Merkel soll Kulturschaffende in der Türkei schützen
8. November 2016In ihrem offenen Brief fordern diverse Repräsentanten deutscher Kulturinstitutionen - darunter die Berliner Akademie der Künste, der Börsenverein des Deutschen Buchhandels, das Deutsche Theater oder die Frankfurter Buchmesse -, die Bundeskanzlerin solle alle ihr zur Verfügung stehenden diplomatischen Mittel nutzen, um die sofortige Freilassung der inhaftierten türkischen Journalisten, Autoren, Wissenschaftler und Oppositionelle zu bewirken: "Wir fordern die Bundesregierung nachdrücklich dazu auf, so zeitnah wie möglich dieser verheerenden Entwicklung in der Türkei mit hohem politischem Druck entgegenzuwirken", heißt es weiter.
Erdogan auf Kriegsfuß
Weitere Unterzeichner sind Vertreter des Berliner Künstlerprogramm des Deutschen Akademischen Austauschdienstes (DAAD) sowie des Kulturforums Türkei Deutschland.

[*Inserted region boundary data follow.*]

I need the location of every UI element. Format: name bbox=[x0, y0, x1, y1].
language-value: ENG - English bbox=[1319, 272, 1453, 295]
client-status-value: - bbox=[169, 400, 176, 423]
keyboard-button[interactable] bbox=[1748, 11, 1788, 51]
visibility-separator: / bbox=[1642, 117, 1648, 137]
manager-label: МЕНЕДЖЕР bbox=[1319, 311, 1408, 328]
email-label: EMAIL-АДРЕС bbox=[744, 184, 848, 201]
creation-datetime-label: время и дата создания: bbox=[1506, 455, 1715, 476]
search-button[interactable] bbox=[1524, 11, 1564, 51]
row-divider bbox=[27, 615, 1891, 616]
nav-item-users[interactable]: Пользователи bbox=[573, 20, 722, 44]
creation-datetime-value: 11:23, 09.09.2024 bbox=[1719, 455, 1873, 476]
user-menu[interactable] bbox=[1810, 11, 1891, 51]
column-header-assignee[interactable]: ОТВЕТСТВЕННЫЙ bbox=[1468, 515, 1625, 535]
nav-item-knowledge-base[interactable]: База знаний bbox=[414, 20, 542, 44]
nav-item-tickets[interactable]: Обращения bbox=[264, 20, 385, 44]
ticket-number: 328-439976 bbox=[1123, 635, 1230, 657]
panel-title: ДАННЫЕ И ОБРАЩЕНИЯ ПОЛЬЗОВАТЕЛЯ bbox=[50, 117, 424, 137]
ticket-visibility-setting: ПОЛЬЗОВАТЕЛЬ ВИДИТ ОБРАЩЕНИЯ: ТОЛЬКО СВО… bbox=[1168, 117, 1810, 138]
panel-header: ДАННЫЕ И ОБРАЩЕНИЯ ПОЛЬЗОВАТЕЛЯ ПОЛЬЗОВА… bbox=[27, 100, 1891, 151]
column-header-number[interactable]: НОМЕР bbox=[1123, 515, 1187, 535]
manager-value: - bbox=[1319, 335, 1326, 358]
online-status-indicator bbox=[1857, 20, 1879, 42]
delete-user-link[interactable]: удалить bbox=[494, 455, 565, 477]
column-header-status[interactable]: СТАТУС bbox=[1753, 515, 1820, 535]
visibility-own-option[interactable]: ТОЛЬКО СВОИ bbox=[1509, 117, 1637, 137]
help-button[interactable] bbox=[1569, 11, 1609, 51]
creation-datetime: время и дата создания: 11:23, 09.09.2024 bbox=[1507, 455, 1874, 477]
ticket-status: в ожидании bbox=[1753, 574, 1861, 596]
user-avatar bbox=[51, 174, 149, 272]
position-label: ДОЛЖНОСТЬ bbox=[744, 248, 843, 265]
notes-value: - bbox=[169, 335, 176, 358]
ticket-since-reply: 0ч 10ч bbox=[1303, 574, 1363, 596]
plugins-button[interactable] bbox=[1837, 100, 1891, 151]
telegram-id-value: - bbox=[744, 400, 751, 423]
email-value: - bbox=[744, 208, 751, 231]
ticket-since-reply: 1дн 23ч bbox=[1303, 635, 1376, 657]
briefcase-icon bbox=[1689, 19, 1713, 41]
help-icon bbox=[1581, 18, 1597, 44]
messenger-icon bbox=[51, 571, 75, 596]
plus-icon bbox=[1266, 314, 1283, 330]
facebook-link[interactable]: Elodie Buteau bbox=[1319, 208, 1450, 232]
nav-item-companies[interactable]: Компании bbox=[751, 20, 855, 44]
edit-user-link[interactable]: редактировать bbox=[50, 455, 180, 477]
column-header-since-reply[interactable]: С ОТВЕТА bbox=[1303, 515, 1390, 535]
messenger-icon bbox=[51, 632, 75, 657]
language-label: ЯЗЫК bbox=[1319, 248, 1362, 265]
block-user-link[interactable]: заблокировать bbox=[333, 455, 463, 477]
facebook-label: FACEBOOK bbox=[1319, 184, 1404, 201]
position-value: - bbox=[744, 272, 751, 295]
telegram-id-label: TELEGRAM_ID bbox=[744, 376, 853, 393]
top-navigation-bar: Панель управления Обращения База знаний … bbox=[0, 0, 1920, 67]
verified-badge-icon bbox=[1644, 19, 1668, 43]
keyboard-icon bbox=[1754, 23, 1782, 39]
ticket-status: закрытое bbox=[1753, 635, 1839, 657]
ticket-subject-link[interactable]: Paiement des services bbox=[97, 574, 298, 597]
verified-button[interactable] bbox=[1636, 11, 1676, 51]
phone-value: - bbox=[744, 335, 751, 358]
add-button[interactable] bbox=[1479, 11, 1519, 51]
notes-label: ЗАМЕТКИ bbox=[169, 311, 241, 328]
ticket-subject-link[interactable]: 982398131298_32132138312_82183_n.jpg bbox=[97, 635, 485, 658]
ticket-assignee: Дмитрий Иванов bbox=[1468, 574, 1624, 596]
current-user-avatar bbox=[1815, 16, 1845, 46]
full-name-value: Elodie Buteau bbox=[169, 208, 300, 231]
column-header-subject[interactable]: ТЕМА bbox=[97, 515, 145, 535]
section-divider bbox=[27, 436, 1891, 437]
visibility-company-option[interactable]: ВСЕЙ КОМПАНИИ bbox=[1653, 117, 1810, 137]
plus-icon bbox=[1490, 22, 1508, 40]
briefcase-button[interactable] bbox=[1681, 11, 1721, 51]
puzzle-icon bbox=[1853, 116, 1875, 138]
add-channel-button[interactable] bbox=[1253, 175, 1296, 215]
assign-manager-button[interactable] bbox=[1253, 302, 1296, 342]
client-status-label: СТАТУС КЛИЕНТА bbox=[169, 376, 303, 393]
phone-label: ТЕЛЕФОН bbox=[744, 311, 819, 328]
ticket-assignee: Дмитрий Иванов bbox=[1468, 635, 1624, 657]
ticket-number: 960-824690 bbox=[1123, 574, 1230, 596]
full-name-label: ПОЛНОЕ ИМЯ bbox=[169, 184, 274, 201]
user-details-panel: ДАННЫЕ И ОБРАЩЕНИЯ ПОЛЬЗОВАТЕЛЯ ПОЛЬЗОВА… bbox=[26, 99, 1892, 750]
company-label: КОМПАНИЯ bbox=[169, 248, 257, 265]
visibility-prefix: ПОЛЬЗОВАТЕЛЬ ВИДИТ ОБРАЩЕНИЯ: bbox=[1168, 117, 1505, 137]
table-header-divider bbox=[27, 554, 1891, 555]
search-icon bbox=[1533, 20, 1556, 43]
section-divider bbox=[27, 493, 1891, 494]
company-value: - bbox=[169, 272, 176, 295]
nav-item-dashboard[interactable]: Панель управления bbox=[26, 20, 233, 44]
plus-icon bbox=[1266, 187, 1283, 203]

Im Interview mit der Deustchen Welle sagte Osman Okkan, Sprecher des Kulturforums Türkei Deutschland, die Situation in der Türkei zeige, dass Erdogan immer rigoroser auf eine präsidiale Diktaturaus sei und weder im Inland noch im Ausland vor einem blutigen Konflikt zurückscheue: "Jetzt stehen türkische Truppen sogar auf syrischem und irakischem Territorium." Die deutsche Regierung solle die Situation besser analysieren und wahrnehmen, dass die Situation in der Türkei nicht mit der Demokratie vereinbar sei und dementsprechende Maßnahmen, so Okkan weiter.
Zeit für "Klartext"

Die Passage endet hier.